# How is the camping at Charlie Elliott WMA?



## boonhogganbeck (Apr 22, 2010)

Seems appealing since there is good fishing and a shooting range.  Any info is appreciated.


----------



## greene_dawg (Apr 22, 2010)

Haven't been there in a while but it used to just be an area among a few trees on the edge of a field. Not really actual sites. You just find a flat spot, set up and do your thing.

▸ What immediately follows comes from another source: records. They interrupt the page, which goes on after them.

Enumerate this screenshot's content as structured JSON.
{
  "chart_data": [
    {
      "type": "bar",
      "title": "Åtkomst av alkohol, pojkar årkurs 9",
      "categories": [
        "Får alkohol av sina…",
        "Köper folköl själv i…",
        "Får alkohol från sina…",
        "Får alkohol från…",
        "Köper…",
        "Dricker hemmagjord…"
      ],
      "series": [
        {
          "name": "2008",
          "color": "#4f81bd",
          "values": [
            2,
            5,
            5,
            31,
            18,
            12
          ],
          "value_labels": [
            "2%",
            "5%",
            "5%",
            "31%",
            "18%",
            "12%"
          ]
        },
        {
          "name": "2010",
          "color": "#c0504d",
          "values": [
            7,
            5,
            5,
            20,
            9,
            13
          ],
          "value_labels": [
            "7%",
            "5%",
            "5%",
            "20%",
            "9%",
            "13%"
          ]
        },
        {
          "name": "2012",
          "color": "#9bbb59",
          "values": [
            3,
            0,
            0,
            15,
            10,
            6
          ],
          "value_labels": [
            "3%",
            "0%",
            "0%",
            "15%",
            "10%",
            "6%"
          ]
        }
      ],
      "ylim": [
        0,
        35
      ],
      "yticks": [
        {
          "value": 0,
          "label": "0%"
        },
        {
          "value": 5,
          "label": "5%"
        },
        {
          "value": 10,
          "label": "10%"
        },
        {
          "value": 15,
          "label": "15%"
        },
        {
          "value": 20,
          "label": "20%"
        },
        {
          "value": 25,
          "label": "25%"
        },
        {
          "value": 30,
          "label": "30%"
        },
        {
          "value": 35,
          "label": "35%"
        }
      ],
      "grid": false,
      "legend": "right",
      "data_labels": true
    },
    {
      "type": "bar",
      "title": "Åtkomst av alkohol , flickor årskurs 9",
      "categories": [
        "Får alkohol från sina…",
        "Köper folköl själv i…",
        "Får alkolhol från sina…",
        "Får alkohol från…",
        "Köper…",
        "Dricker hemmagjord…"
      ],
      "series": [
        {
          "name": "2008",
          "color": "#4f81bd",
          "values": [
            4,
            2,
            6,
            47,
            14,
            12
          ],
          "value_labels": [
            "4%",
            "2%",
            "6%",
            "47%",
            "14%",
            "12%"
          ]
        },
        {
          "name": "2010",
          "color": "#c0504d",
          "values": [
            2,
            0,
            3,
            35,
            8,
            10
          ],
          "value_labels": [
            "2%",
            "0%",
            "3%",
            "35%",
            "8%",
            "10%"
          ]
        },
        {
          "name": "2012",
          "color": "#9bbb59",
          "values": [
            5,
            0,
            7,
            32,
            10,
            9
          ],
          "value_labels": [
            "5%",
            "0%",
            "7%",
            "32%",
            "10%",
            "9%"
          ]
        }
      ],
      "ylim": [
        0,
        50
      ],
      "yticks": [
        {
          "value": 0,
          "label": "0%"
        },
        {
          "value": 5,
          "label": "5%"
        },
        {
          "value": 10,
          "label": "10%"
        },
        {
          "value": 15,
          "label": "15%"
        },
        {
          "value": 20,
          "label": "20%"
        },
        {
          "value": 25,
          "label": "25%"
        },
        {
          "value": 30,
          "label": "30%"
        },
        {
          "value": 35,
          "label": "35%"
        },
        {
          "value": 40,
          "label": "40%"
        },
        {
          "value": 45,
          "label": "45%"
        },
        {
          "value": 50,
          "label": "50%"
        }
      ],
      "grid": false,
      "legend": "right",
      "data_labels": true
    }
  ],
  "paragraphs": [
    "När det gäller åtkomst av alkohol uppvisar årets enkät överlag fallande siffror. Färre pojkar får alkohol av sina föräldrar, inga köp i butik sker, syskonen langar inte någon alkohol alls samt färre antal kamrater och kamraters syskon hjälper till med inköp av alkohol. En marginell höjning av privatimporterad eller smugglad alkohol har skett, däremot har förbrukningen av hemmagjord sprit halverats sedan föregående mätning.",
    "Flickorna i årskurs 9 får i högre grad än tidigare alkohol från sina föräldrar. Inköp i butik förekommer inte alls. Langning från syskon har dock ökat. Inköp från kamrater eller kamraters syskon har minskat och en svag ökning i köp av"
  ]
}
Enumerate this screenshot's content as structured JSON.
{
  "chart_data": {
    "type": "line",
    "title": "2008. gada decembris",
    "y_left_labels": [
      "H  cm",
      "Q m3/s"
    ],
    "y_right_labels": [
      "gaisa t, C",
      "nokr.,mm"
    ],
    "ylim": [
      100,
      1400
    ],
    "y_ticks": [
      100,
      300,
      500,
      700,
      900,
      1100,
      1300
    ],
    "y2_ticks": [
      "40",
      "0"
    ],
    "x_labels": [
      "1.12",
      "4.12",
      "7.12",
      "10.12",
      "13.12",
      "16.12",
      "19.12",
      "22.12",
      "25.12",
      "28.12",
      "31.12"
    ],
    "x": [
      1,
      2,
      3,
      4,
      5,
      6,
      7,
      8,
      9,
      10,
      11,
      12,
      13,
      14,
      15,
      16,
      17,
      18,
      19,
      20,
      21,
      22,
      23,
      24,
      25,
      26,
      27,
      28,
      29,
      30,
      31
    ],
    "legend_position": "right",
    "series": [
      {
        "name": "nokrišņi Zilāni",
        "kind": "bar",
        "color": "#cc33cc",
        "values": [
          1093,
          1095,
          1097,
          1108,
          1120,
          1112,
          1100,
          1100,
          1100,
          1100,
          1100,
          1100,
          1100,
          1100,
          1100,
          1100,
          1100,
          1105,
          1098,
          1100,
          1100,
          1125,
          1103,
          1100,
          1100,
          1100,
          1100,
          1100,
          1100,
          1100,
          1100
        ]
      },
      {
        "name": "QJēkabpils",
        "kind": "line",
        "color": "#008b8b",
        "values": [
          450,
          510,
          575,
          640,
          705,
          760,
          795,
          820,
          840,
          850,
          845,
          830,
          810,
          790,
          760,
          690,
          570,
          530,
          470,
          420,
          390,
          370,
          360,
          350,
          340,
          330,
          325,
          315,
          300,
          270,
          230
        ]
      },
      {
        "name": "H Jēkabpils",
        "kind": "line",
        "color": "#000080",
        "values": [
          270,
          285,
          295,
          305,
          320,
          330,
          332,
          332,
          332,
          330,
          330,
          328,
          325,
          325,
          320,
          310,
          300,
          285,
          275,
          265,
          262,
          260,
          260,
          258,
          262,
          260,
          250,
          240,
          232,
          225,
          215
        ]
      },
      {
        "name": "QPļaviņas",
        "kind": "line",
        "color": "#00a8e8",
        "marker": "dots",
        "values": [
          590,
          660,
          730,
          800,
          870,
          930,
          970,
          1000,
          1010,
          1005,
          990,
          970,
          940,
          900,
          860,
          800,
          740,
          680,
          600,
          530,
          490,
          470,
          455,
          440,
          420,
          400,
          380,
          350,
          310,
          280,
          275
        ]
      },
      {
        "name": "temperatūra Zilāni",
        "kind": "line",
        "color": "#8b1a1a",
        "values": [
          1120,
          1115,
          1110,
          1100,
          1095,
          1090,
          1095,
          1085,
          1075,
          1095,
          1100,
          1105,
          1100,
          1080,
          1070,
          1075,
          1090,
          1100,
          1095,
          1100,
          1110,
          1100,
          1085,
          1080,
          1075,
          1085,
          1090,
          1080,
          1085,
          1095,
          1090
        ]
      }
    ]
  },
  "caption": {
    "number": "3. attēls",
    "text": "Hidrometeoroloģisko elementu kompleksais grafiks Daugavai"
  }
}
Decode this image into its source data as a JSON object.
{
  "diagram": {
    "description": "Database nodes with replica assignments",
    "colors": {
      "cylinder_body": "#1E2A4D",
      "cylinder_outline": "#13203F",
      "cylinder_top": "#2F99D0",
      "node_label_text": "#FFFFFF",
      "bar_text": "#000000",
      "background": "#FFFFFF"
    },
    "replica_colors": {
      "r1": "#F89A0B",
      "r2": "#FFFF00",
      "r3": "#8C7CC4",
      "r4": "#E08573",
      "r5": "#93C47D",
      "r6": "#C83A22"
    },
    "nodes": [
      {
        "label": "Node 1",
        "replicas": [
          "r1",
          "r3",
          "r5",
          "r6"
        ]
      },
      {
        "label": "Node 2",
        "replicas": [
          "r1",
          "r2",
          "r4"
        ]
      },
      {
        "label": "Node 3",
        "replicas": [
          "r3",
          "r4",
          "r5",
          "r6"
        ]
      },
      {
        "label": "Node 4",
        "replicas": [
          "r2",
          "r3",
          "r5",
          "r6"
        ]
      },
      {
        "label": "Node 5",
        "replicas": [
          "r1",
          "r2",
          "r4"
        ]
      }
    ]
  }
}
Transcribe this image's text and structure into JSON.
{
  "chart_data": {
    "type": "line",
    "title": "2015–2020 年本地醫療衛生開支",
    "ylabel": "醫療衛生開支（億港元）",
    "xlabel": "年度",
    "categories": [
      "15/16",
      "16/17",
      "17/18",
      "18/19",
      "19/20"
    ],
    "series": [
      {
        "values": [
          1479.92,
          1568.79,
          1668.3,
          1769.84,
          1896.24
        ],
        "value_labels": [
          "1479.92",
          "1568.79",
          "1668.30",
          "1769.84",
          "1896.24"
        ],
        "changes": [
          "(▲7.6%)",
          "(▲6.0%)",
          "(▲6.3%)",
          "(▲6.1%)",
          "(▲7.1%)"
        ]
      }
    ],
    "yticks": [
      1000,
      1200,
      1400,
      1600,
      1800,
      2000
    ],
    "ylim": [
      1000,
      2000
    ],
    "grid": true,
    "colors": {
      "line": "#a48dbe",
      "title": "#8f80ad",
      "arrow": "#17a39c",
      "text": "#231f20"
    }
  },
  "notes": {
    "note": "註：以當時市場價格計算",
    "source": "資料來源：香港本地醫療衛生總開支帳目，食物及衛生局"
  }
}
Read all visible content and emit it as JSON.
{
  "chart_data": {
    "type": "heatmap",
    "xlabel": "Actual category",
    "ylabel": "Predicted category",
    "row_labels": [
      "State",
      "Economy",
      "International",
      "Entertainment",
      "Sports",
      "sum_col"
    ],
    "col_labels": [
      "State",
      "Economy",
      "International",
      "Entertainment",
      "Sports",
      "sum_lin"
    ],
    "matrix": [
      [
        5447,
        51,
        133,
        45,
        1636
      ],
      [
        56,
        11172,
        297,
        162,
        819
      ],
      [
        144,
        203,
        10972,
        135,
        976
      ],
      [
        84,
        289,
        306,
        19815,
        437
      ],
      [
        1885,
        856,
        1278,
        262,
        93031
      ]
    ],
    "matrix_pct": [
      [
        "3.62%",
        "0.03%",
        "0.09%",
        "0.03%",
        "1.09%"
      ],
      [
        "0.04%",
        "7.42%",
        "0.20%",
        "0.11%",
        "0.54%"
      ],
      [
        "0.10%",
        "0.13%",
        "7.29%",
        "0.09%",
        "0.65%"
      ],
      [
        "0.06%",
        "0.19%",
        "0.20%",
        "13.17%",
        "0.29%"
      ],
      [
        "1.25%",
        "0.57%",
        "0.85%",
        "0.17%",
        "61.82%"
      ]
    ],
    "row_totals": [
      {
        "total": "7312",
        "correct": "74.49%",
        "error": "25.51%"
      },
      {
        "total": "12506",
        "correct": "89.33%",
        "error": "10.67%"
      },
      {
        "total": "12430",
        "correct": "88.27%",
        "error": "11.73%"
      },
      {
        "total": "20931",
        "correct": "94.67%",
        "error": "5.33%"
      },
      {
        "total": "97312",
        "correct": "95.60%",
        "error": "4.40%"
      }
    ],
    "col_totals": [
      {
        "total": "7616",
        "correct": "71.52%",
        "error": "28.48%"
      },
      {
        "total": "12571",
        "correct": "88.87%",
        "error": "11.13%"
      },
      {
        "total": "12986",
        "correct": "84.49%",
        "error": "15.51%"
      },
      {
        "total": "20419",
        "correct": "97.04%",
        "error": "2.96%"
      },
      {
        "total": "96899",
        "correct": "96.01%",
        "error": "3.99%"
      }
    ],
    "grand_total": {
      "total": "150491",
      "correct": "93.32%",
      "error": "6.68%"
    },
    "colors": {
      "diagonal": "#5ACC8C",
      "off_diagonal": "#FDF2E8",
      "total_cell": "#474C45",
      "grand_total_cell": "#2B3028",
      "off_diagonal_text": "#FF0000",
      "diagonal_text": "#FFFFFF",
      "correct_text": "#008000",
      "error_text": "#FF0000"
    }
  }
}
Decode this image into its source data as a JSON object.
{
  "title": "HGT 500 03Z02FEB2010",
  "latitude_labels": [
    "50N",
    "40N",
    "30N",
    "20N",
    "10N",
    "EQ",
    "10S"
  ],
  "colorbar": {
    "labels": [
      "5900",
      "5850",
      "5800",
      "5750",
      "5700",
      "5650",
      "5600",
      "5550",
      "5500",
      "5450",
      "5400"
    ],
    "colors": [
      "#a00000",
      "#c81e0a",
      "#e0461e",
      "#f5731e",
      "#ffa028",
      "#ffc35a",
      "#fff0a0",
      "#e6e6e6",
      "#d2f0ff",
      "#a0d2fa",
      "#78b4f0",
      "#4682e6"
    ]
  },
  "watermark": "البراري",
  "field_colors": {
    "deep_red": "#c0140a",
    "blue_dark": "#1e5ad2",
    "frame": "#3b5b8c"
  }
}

I wouldn't say it's great camping or bad camping but the fishing can be pretty good with so many small lakes to choose from.


----------



## Buck Nasty (Apr 22, 2010)

Ive camped there a few times... Not Bad.


----------



## whitworth (Apr 22, 2010)

*It's passable*

Spent a couple of times there when doing some archery hunting in mid week.  Beat the round trip drive for the two day hunts.


----------



## 7Mag Hunter (Apr 22, 2010)

There is a good shady campgroung around the corner from
the check station...About 200yds from the lake....


----------



## GOoutdoors (Apr 23, 2010)

I've camped there one time.  Campsites were shady and there were some good spots.  They weren't as well defined as say a state park.  I can see where it might get crowded on a busy weekend.  Lots of lakes to choose from.  Very nice place.


----------